Tempted to attend? Check the schedule, which is already planned for 2015. Filling up the dates was easy because “airports that get on the schedule tend to want to stay on the schedule,” Truett said. (Right now there’s about a three-year wait to get new airports booked.)
And no, if you look at the complete 2015 schedule, the Feb. 15 entry “Salisbury NC” is not a typographical error. The club will cross state lines on occasion. Indeed, a number of states have gotten in touch with the club for advice about starting similar groups. “But none of them has lasted,” he said.
Any social organization founded on common enthusiasms develops its own special traditions, and the breakfast club has three of long standing.

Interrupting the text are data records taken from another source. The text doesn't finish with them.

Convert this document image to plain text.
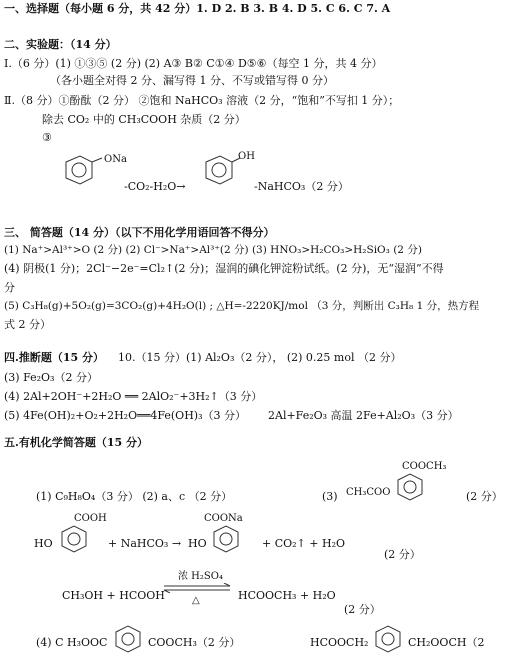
一、选择题（每小题 6 分，共 42 分）1. D 2. B 3. B 4. D 5. C 6. C 7. A
二、实验题：（14 分）
Ⅰ.（6 分）(1) ①③⑤ (2 分) (2) A③ B② C①④ D⑤⑥（每空 1 分，共 4 分）
（各小题全对得 2 分、漏写得 1 分、不写或错写得 0 分）
Ⅱ.（8 分）①酚酞（2 分） ②饱和 NaHCO₃ 溶液（2 分，“饱和”不写扣 1 分）；
除去 CO₂ 中的 CH₃COOH 杂质（2 分）
③
ONa
-CO₂-H₂O→
OH
-NaHCO₃（2 分）
三、 简答题（14 分）（以下不用化学用语回答不得分）
(1) Na⁺>Al³⁺>O (2 分) (2) Cl⁻>Na⁺>Al³⁺(2 分) (3) HNO₃>H₂CO₃>H₂SiO₃ (2 分)
(4) 阴极(1 分)；2Cl⁻−2e⁻=Cl₂↑(2 分)；湿润的碘化钾淀粉试纸。(2 分)，无“湿润”不得
分
(5) C₃H₈(g)+5O₂(g)=3CO₂(g)+4H₂O(l) ; △H=-2220KJ/mol （3 分，判断出 C₃H₈ 1 分，热方程
式 2 分）
四.推断题（15 分） 10.（15 分）(1) Al₂O₃（2 分）， (2) 0.25 mol （2 分）
(3) Fe₂O₃（2 分）
(4) 2Al+2OH⁻+2H₂O ══ 2AlO₂⁻+3H₂↑（3 分）
(5) 4Fe(OH)₂+O₂+2H₂O══4Fe(OH)₃（3 分） 2Al+Fe₂O₃ 高温 2Fe+Al₂O₃（3 分）
五.有机化学简答题（15 分）
COOCH₃
(1) C₉H₈O₄（3 分） (2) a、c （2 分）	(3) CH₃COO	(2 分）
COOH
HO	+ NaHCO₃ →
COONa
HO	+ CO₂↑ + H₂O
(2 分）
CH₃OH + HCOOH
浓 H₂SO₄
△	HCOOCH₃ + H₂O
(2 分）
(4) C H₃OOC	COOCH₃（2 分）	HCOOCH₂	CH₂OOCH（2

Photo courtesy of Valerie Anderson First is the South Carolina Breakfast Club belt awarded to the person who has traveled the longest distance to reach a meeting destination. A visitor from the United Kingdom came away with that award at one meeting. At another, a pilot who flew in from upstate New York in a Cherokee Six received the prize.

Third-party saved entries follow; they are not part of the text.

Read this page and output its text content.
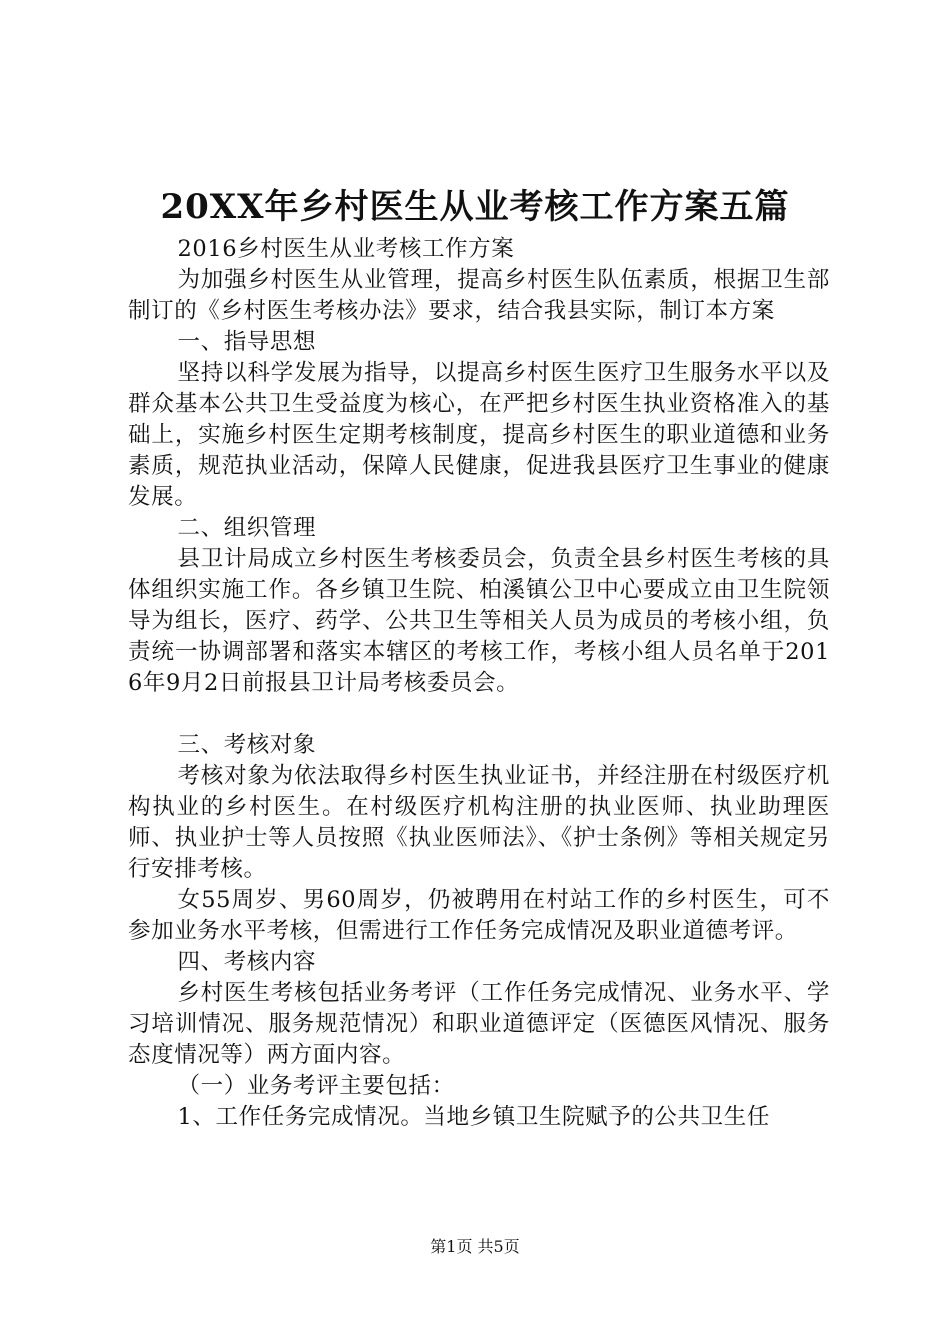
20XX年乡村医生从业考核工作方案五篇

2016乡村医生从业考核工作方案

为加强乡村医生从业管理，提高乡村医生队伍素质，根据卫生部制订的《乡村医生考核办法》要求，结合我县实际，制订本方案

一、指导思想

坚持以科学发展为指导，以提高乡村医生医疗卫生服务水平以及群众基本公共卫生受益度为核心，在严把乡村医生执业资格准入的基础上，实施乡村医生定期考核制度，提高乡村医生的职业道德和业务素质，规范执业活动，保障人民健康，促进我县医疗卫生事业的健康发展。

二、组织管理

县卫计局成立乡村医生考核委员会，负责全县乡村医生考核的具体组织实施工作。各乡镇卫生院、柏溪镇公卫中心要成立由卫生院领导为组长，医疗、药学、公共卫生等相关人员为成员的考核小组，负责统一协调部署和落实本辖区的考核工作，考核小组人员名单于2016年9月2日前报县卫计局考核委员会。

三、考核对象

考核对象为依法取得乡村医生执业证书，并经注册在村级医疗机构执业的乡村医生。在村级医疗机构注册的执业医师、执业助理医师、执业护士等人员按照《执业医师法》、《护士条例》等相关规定另行安排考核。

女55周岁、男60周岁，仍被聘用在村站工作的乡村医生，可不参加业务水平考核，但需进行工作任务完成情况及职业道德考评。

四、考核内容

乡村医生考核包括业务考评（工作任务完成情况、业务水平、学习培训情况、服务规范情况）和职业道德评定（医德医风情况、服务态度情况等）两方面内容。

（一）业务考评主要包括：

1、工作任务完成情况。当地乡镇卫生院赋予的公共卫生任

第1页 共5页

Another tradition is "the ball." Balls are known for their tendency to bounce, so it was fitting that a ball would be awarded to the pilot who makes, shall we say, the most tangibly tremulous touchdown on arrival.
All in good fun, but evidently not every pilot is well practiced in the art of self-deprecation. “People would get there at 7:30 or eight in the morning so nobody would see them land,” Truett said. “Some would keep going, and not even stop to eat.”
Photo courtesy of Valerie Anderson Tradition long dictated that any pilot who received the ball must relinquish it at the following meeting. But when too many balls went unrecovered, a change of policy was decided.
“They started letting the president keep the ball, and the person who made the worst landing got to sign the ball,” Truett said. In another club custom, gas money for the next scheduled club meeting is awarded to the winner of a lotto drawing.
Truett puts on his flight instructor hat to point out two other benefits of regular participation in breakfast club meetings: Finding your way to the destinations will make your VFR navigation skills razor sharp. And with regular attendance, “you will always be current.”
Not to mention, well fed?
“If you go away hungry, that’s your fault,” he said.